Perfect. I can get it over with, and get back to work.

The astute among you will already see my mistake.

I grab a science periodical and head out the door. They get me in pretty fast, settled in the infusion center. “Okay, this will drip in over ninety minutes.” Aw crap. I though this was going to be fast. I didn’t even bring my ipad. Or snacks! (IV iron is an ugly brown liquid, which will surprise nobody who’s familiar with iron chemistry.) Future doses will be in with my chemo, so I won’t need to make extra trips.

I didn’t get hooked up until 11, so I was starving by the time I got done. Worst of all, I was still uncaffeinated! So, Gentle Reader, always ask how long it will take. Always.

Today’s procedure was as fine as it can get. My bloodwork was within normal levels, at what should be the low point of the chemo cycle, which is a really good sign. My immune system is still doing its job, and so is everything else. (Except the cancer cells: DIE DIE DIE DIE DIE! Freeloading useless bastards.)

The only bad thing today was that the bloodwork was scheduled for 8am, and the endoscopy not until 11. I ended up taking a nap in the waiting room. The nurses were very apologetic, but it’s just the kind of thing that happens when trying to juggle complex schedules at the last minute. They got me in as soon as they could, but it was still a long morning. The ultrasound got good images of what they wanted to see, and did not find any new surprises. I’m good with no surprises. Really.


  1. Toni says:

    Yay no surprises! No surprises is good!

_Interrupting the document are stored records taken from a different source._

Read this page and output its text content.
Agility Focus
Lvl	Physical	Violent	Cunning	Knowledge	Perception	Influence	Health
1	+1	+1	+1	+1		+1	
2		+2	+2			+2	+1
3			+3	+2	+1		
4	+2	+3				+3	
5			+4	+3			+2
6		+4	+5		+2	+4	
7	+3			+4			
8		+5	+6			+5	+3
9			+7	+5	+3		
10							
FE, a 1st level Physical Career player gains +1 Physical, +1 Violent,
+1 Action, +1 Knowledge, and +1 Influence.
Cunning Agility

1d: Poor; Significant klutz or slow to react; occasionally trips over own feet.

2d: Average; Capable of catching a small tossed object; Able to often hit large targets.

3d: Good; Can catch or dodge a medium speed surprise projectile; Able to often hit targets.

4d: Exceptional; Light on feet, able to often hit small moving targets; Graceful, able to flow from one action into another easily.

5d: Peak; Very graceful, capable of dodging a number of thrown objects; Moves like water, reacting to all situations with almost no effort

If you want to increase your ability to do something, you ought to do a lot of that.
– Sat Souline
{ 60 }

    And my doctor was in total agreement that me being anywhere near you today was a very bad idea, no need to introduce additional stuff for your immune system to have to fight.

    1. Sarah says:

      Yes, even if my immune system is still doing its thing, no need to tax it unduly. And you certainly needed to stay home more than anything. I’m going to quit even telling you about tests- you’ve been so sick both times you volunteered.

      I hope now you have drugs and will recover quickly.

  2. Sally says:

    Yah for no surprises, well, other than the length of time the infusion took.

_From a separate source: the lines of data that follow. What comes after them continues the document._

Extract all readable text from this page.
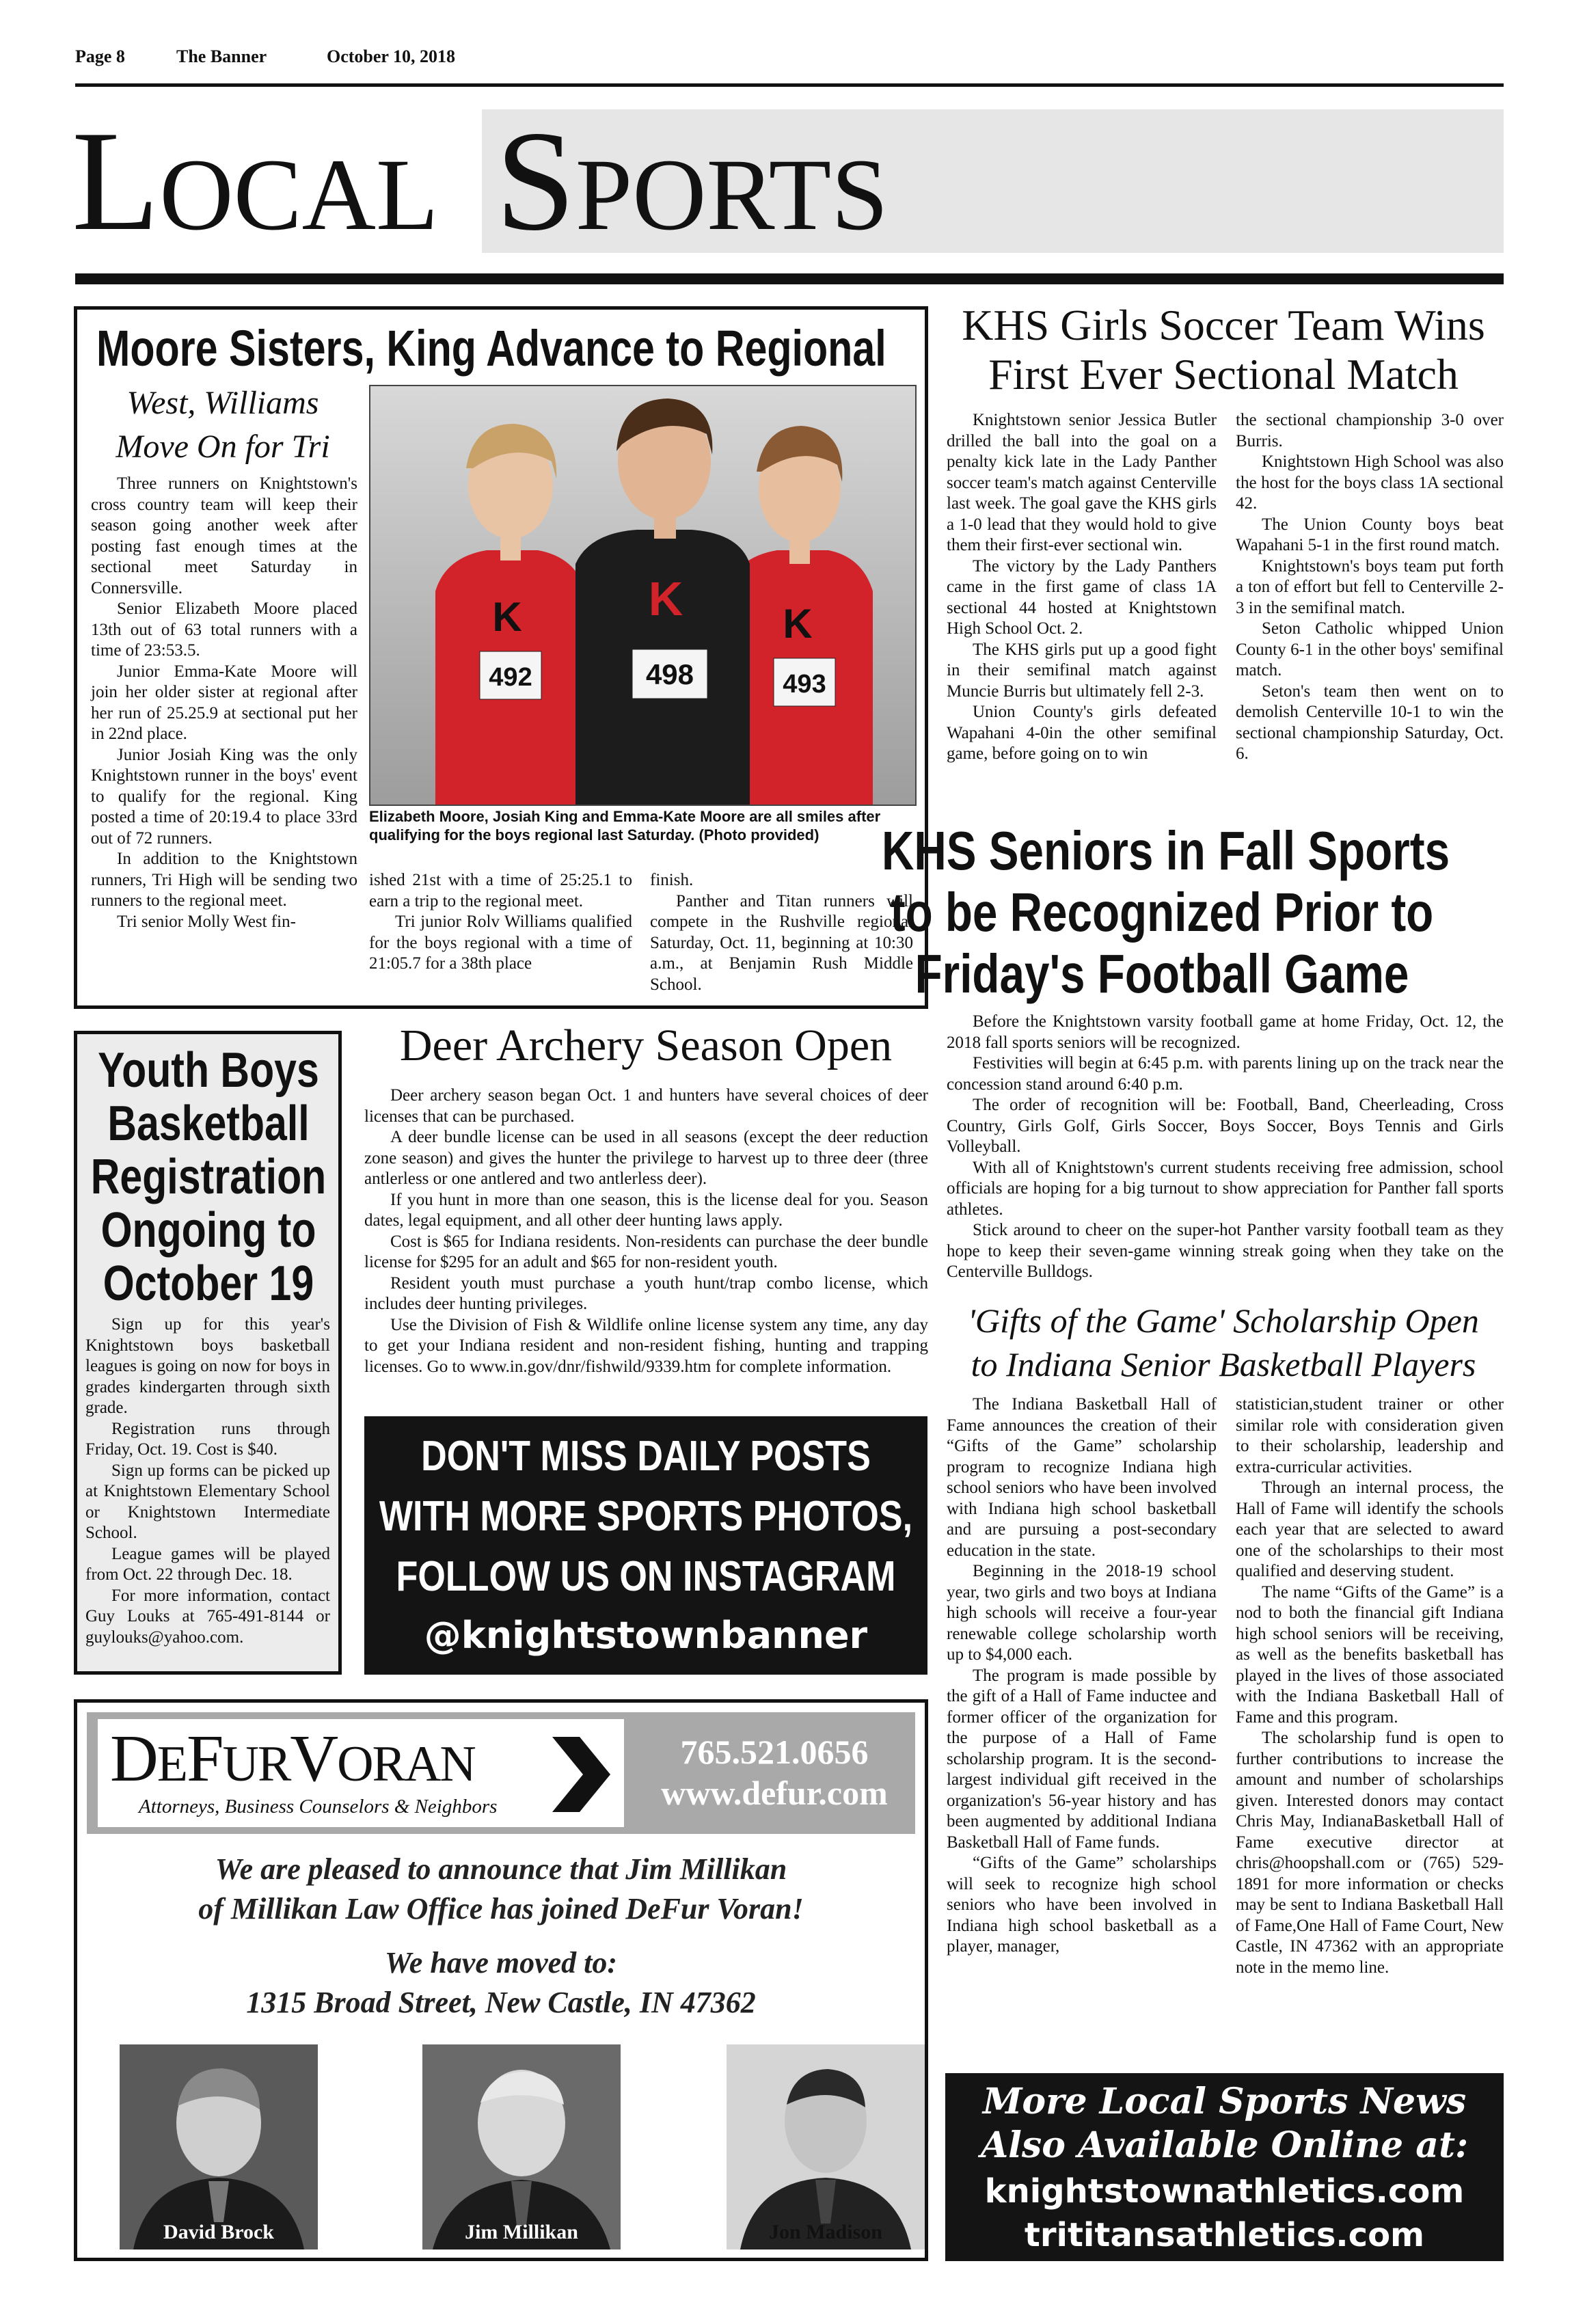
Page 8	The Banner	October 10, 2018
LOCAL SPORTS
Moore Sisters, King Advance to Regional
West, Williams Move On for Tri

Three runners on Knightstown's cross country team will keep their season going another week after posting fast enough times at the sectional meet Saturday in Connersville.

Senior Elizabeth Moore placed 13th out of 63 total runners with a time of 23:53.5.

Junior Emma-Kate Moore will join her older sister at regional after her run of 25.25.9 at sectional put her in 22nd place.

Junior Josiah King was the only Knightstown runner in the boys' event to qualify for the regional. King posted a time of 20:19.4 to place 33rd out of 72 runners.

In addition to the Knightstown runners, Tri High will be sending two runners to the regional meet.

Tri senior Molly West fin-

K	K K
492	498	493
Elizabeth Moore, Josiah King and Emma-Kate Moore are all smiles after qualifying for the boys regional last Saturday. (Photo provided)

ished 21st with a time of 25:25.1 to earn a trip to the regional meet.

Tri junior Rolv Williams qualified for the boys regional with a time of 21:05.7 for a 38th place

finish.

Panther and Titan runners will compete in the Rushville regional Saturday, Oct. 11, beginning at 10:30 a.m., at Benjamin Rush Middle School.

KHS Girls Soccer Team Wins
First Ever Sectional Match

Knightstown senior Jessica Butler drilled the ball into the goal on a penalty kick late in the Lady Panther soccer team's match against Centerville last week. The goal gave the KHS girls a 1-0 lead that they would hold to give them their first-ever sectional win.

The victory by the Lady Panthers came in the first game of class 1A sectional 44 hosted at Knightstown High School Oct. 2.

The KHS girls put up a good fight in their semifinal match against Muncie Burris but ultimately fell 2-3.

Union County's girls defeated Wapahani 4-0in the other semifinal game, before going on to win

the sectional championship 3-0 over Burris.

Knightstown High School was also the host for the boys class 1A sectional 42.

The Union County boys beat Wapahani 5-1 in the first round match.

Knightstown's boys team put forth a ton of effort but fell to Centerville 2-3 in the semifinal match.

Seton Catholic whipped Union County 6-1 in the other boys' semifinal match.

Seton's team then went on to demolish Centerville 10-1 to win the sectional championship Saturday, Oct. 6.

KHS Seniors in Fall Sports
to be Recognized Prior to
Friday's Football Game

Before the Knightstown varsity football game at home Friday, Oct. 12, the 2018 fall sports seniors will be recognized.

Festivities will begin at 6:45 p.m. with parents lining up on the track near the concession stand around 6:40 p.m.

The order of recognition will be: Football, Band, Cheerleading, Cross Country, Girls Golf, Girls Soccer, Boys Soccer, Boys Tennis and Girls Volleyball.

With all of Knightstown's current students receiving free admission, school officials are hoping for a big turnout to show appreciation for Panther fall sports athletes.

Stick around to cheer on the super-hot Panther varsity football team as they hope to keep their seven-game winning streak going when they take on the Centerville Bulldogs.

Youth Boys
Basketball
Registration
Ongoing to
October 19

Sign up for this year's Knightstown boys basketball leagues is going on now for boys in grades kindergarten through sixth grade.

Registration runs through Friday, Oct. 19. Cost is $40.

Sign up forms can be picked up at Knightstown Elementary School or Knightstown Intermediate School.

League games will be played from Oct. 22 through Dec. 18.

For more information, contact Guy Louks at 765-491-8144 or guylouks@yahoo.com.

Deer Archery Season Open

Deer archery season began Oct. 1 and hunters have several choices of deer licenses that can be purchased.

A deer bundle license can be used in all seasons (except the deer reduction zone season) and gives the hunter the privilege to harvest up to three deer (three antlerless or one antlered and two antlerless deer).

If you hunt in more than one season, this is the license deal for you. Season dates, legal equipment, and all other deer hunting laws apply.

Cost is $65 for Indiana residents. Non-residents can purchase the deer bundle license for $295 for an adult and $65 for non-resident youth.

Resident youth must purchase a youth hunt/trap combo license, which includes deer hunting privileges.

Use the Division of Fish & Wildlife online license system any time, any day to get your Indiana resident and non-resident fishing, hunting and trapping licenses. Go to www.in.gov/dnr/fishwild/9339.htm for complete information.

DON'T MISS DAILY POSTS
WITH MORE SPORTS PHOTOS,
FOLLOW US ON INSTAGRAM
@knightstownbanner
DEFURVORAN
Attorneys, Business Counselors & Neighbors
765.521.0656
www.defur.com
We are pleased to announce that Jim Millikan
of Millikan Law Office has joined DeFur Voran!
We have moved to:
1315 Broad Street, New Castle, IN 47362
David Brock	Jim Millikan	Jon Madison
'Gifts of the Game' Scholarship Open
to Indiana Senior Basketball Players

The Indiana Basketball Hall of Fame announces the creation of their “Gifts of the Game” scholarship program to recognize Indiana high school seniors who have been involved with Indiana high school basketball and are pursuing a post-secondary education in the state.

Beginning in the 2018-19 school year, two girls and two boys at Indiana high schools will receive a four-year renewable college scholarship worth up to $4,000 each.

The program is made possible by the gift of a Hall of Fame inductee and former officer of the organization for the purpose of a Hall of Fame scholarship program. It is the second-largest individual gift received in the organization's 56-year history and has been augmented by additional Indiana Basketball Hall of Fame funds.

“Gifts of the Game” scholarships will seek to recognize high school seniors who have been involved in Indiana high school basketball as a player, manager,

statistician,student trainer or other similar role with consideration given to their scholarship, leadership and extra-curricular activities.

Through an internal process, the Hall of Fame will identify the schools each year that are selected to award one of the scholarships to their most qualified and deserving student.

The name “Gifts of the Game” is a nod to both the financial gift Indiana high school seniors will be receiving, as well as the benefits basketball has played in the lives of those associated with the Indiana Basketball Hall of Fame and this program.

The scholarship fund is open to further contributions to increase the amount and number of scholarships given. Interested donors may contact Chris May, IndianaBasketball Hall of Fame executive director at chris@hoopshall.com or (765) 529-1891 for more information or checks may be sent to Indiana Basketball Hall of Fame,One Hall of Fame Court, New Castle, IN 47362 with an appropriate note in the memo line.

More Local Sports News
Also Available Online at:
knightstownathletics.com
trititansathletics.com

    Napping between appointments is a very sensible thing to do.

  3. Laura says:

    I had a doctor tell me that menstruation had nothing to do with the fact that I was extra extremely tired at the same time. Every month. For years. He wasn’t my doctor after that…

    IV iron–I wouldn’t have expected it to take that long, either! Glad they will be able to do it simultaneously next time.

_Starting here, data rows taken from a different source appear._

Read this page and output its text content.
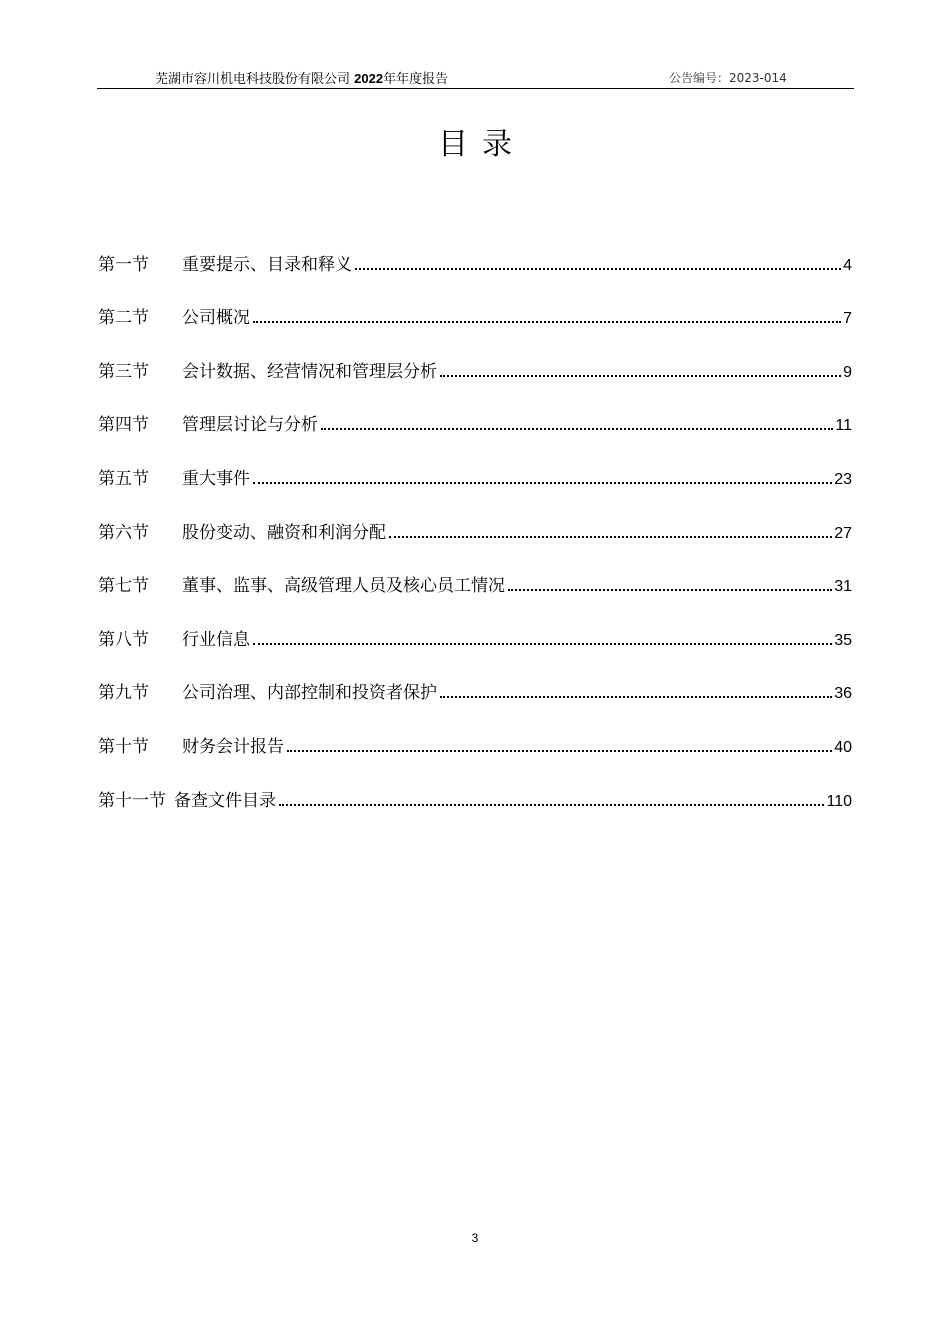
芜湖市容川机电科技股份有限公司 2022年年度报告	公告编号：2023-014
目录
第一节	重要提示、目录和释义	4
第二节	公司概况	7
第三节	会计数据、经营情况和管理层分析	9
第四节	管理层讨论与分析	11
第五节	重大事件	23
第六节	股份变动、融资和利润分配	27
第七节	董事、监事、高级管理人员及核心员工情况	31
第八节	行业信息	35
第九节	公司治理、内部控制和投资者保护	36
第十节	财务会计报告	40
第十一节 备查文件目录	110
3
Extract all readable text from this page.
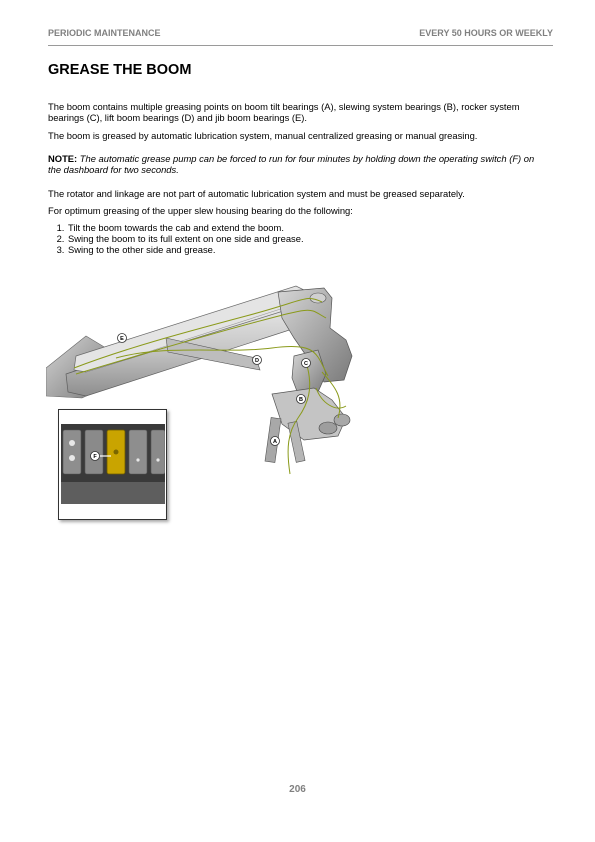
PERIODIC MAINTENANCE	EVERY 50 HOURS OR WEEKLY
GREASE THE BOOM

The boom contains multiple greasing points on boom tilt bearings (A), slewing system bearings (B), rocker system bearings (C), lift boom bearings (D) and jib boom bearings (E).

The boom is greased by automatic lubrication system, manual centralized greasing or manual greasing.

NOTE: The automatic grease pump can be forced to run for four minutes by holding down the operating switch (F) on the dashboard for two seconds.

The rotator and linkage are not part of automatic lubrication system and must be greased separately.

For optimum greasing of the upper slew housing bearing do the following:

1. Tilt the boom towards the cab and extend the boom.
2. Swing the boom to its full extent on one side and grease.
3. Swing to the other side and grease.
E
D	C
B
A
F
206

  4. Bodies are weird. I’m all in favor of being a cyborg. As long as I can still taste peanut M&M’s.

  5. Jessica says:

    Die, cancer cells, die! And yay for no surprises. I think you have had enough of those.

  6. Chantrelle says:

    No surprises = good.
    Maybe you should keep a protein bar and tea bag or caffeinated mints or something in your bag for such emergencies?

    Kudos for advocating for yourself and knowing your body!!!

  7. Mari says:

    Yay! No Surprises. ::Hugs::

  8. Fiadnata says:

    I’m glad all went well today. Hopefully they now have enough pictures of your guts in various formats to satisfy them for a couple months. And I agree — take a nap whenever it is offered. I do hope they have at least semi-comfortable couches for napping.

  9. vampje says:

    so when do you get your cool flying iron suit?

    <3 hugs. i missed a lot, so i need to catch up, but always have hugs for you.